Saturday, 20 August 2011

Getting there eventually

It took a while, but the real cost of PFI has finally been recognised by an all-Party committee in the House of Commons.  It is, as many of us were saying all along, an expensive way of borrowing money, became little more than a device for keeping debt off the balance sheet, and should be scrapped.  And some of those who were egging the Welsh government on to not spurn this source of investment capital should feel more than a little egg on their own faces.
No surprise that the CBI want to keep the system; after all, the organisation’s members benefited from it by making greater returns on investment than would otherwise have been the case.  It’s a little misleading to suggest though that this was the only way of attracting private finance to invest in infrastructure.  After all, much of what the government borrows to invest directly comes from private finance – it just doesn’t pay as well.
The other argument for PFI was that it enabled the government to reduce its financial risk.  There is, indeed, an argument – in principle at any rate – for paying a higher effective rate of interest if the project is lower risk, or even risk-free.  It’s a calculation which is complex, but a transfer of financial risk to someone else can justify paying a greater return to them.
The problem with PFI though was that there was little or no transfer of real risk.  The customer – us – remained exposed to most if not all of the risk, and at an often increased level of risk due to the higher cost.  The suppliers of capital, meanwhile, found themselves with a fairly low risk cash cow.  Why wouldn’t they want to keep that system going?
The question now is what happens next.  Will the government do as it has been advised, and buy its way out of these contracts, or will they remain a financial milestone for years to come?

5 comments:

Glyndo said...

I never saw PFI as being inherently bad. It is a means of raising money, whilst keeping the figures off the Governments books. This may be deceitful, but it isn’t bad as such.
The problem, in my opinion, was in the negotiations. A Private company’s existence is, in part, linked to their negotiating skills. Therefore, they tend to be good at it. They are out to maximise their profits, what a surprise. Who can blame them? Some people seem to think that because they are dealing with public monies they should put aside their strategies and skills, bunkum.
Public service employees are not exactly renowned for efficient purchasing, and their continued existence is fairly safe. I say that with a little trepidation, because we mustn’t criticise our selfless public servants, but I believe it to be true. They’re just not very good at this are they?
So when we have a situation where one negotiates with the other, we land up with contracts heavily weighted in favour of the private companies. Well, who would have thought it?
People then get all het up and say, PFI is bad. For some reason they don’t say Health Boards, Councils or Government are crap at setting them up. PFIs are simply a convoluted form of borrowing, a means of getting around a problem.

Stands back and waits.

Spirit of BME said...

Mr Dixon,
You are right you did spot this at its birth, I remember the debates.
The question is what came first –the politicians PFI scheme or the Banksters “off book trading”?

Siônnyn said...

The history of PFI so far has been that the alleged benefits have been totally illusory. The benefits have been privatised, but the risks have been brought even more firmly into the public domain. Additionally, the idea that the public obligation would not be on the balance sheet has been shown to be completely fraudulent and dishonest,

Only and idiot could continue to think that this was a good way to finance public works. Can there really be any such idiots still in public office?

John Dixon said...

Glyndo,

I don't entirely disagree with your comments. I certainly agree that PFI is, esentially, just a different way of borrowing, although its exponents have at times tried to pretend otherwise. But it's an expensive way of borrowing; there are cheaper alternatives available to government.
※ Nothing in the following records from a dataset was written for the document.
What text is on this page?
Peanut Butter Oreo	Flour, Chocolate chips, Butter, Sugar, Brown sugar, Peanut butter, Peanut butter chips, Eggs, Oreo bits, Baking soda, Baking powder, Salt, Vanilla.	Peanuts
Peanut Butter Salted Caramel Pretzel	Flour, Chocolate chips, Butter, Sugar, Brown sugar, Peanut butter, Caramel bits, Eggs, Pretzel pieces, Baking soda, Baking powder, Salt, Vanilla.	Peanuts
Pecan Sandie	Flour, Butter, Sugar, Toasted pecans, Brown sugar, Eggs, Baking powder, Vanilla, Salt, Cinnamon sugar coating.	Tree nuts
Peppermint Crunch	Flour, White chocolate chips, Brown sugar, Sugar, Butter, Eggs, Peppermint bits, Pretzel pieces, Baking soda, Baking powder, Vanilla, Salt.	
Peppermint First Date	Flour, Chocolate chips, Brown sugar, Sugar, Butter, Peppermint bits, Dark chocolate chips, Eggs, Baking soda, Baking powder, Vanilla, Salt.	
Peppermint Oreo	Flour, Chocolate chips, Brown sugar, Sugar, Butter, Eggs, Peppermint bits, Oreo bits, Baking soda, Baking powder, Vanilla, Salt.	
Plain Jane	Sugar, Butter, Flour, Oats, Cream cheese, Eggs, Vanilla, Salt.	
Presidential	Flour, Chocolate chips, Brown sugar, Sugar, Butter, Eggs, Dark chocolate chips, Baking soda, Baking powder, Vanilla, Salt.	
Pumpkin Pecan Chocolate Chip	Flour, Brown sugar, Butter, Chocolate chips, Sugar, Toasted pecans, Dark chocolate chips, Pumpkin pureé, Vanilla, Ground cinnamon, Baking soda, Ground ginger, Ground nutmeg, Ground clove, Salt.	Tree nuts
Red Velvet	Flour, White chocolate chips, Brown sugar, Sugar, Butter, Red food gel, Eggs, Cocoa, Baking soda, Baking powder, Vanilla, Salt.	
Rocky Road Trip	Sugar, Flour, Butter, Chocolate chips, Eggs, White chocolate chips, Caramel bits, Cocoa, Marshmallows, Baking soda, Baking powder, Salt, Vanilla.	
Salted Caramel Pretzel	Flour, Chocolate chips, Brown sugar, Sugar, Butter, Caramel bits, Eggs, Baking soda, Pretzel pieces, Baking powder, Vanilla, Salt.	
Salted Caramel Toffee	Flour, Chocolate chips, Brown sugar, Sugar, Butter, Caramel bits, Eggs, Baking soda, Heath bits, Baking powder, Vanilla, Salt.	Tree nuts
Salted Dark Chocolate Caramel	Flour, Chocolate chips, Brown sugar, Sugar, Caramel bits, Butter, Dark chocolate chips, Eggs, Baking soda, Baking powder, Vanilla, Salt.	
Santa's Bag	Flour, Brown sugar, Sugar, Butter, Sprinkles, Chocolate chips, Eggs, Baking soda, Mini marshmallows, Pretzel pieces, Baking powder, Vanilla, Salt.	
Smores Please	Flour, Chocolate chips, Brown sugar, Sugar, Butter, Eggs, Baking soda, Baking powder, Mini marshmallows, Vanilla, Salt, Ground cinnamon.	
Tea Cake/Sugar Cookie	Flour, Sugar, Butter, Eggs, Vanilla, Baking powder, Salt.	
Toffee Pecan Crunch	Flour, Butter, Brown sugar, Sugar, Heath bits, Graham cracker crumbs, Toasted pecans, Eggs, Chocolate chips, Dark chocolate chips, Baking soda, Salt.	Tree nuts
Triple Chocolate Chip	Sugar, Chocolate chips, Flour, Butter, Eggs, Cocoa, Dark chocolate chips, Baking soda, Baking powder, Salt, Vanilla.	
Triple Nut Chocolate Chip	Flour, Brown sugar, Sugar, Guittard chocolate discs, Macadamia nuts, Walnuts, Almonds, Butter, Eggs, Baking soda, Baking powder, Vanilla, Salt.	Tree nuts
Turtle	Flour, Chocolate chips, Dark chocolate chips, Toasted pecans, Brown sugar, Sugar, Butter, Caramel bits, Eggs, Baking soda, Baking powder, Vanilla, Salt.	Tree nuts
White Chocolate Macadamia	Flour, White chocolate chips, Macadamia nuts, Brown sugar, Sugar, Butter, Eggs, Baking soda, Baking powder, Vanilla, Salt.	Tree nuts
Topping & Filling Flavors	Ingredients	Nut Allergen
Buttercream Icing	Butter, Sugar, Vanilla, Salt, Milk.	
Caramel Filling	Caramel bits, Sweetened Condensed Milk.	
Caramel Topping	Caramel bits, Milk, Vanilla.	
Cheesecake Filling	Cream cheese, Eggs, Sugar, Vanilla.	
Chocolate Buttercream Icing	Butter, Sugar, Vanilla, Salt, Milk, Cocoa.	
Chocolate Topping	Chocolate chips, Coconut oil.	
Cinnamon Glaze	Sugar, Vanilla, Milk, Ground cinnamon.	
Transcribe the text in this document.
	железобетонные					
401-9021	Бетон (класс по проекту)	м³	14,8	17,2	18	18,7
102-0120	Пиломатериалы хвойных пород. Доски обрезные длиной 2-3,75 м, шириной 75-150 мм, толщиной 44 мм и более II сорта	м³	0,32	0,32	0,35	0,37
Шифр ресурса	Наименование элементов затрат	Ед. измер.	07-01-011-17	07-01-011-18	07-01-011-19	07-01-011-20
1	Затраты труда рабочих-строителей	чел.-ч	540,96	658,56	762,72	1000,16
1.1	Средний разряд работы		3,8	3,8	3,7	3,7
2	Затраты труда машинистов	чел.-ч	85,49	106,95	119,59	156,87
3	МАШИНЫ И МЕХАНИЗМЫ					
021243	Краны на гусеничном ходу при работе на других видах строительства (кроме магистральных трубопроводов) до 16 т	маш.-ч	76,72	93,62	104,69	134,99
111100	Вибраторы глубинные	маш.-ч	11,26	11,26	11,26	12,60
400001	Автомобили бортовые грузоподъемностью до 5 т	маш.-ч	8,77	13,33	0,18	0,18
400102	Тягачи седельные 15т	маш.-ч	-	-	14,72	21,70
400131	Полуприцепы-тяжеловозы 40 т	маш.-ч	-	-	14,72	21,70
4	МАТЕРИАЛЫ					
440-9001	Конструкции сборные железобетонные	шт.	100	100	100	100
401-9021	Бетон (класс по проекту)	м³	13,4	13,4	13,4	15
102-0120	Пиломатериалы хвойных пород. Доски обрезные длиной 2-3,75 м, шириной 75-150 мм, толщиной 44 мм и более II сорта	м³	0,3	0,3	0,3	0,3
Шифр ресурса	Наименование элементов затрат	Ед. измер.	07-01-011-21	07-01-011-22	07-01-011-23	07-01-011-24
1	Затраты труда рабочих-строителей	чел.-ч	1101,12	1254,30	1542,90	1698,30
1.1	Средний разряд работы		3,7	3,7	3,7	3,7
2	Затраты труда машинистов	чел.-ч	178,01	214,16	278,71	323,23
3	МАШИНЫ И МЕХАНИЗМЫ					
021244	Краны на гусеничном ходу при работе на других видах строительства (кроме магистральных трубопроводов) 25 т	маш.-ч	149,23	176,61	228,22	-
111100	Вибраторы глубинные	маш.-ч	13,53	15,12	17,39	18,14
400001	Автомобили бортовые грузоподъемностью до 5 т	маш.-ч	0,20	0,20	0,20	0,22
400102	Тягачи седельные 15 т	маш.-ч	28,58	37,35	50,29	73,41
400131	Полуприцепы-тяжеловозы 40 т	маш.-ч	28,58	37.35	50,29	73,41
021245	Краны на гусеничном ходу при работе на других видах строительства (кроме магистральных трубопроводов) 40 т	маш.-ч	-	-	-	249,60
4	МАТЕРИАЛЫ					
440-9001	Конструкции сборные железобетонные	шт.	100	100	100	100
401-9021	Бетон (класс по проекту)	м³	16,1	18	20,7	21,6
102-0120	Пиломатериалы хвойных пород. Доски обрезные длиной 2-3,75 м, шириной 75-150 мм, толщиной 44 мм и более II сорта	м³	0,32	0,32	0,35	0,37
And I also agree that one of the main reasons that it is so expensive is down to the way the deals have been negotiated. But I suspect that there is something pretty inevitable about such an outcome; and if that problem is unfixable, the method of borrowing is always going to be a bad deal.

Welsh Agenda said...

Glyndo,

I agree that many of the individual contracts agreed by the public sector negotiators were heavily biased in favour of the private sector 'partner.'

In many cases however the negotiators were under presure from senior civil servants and politicians to concede key points.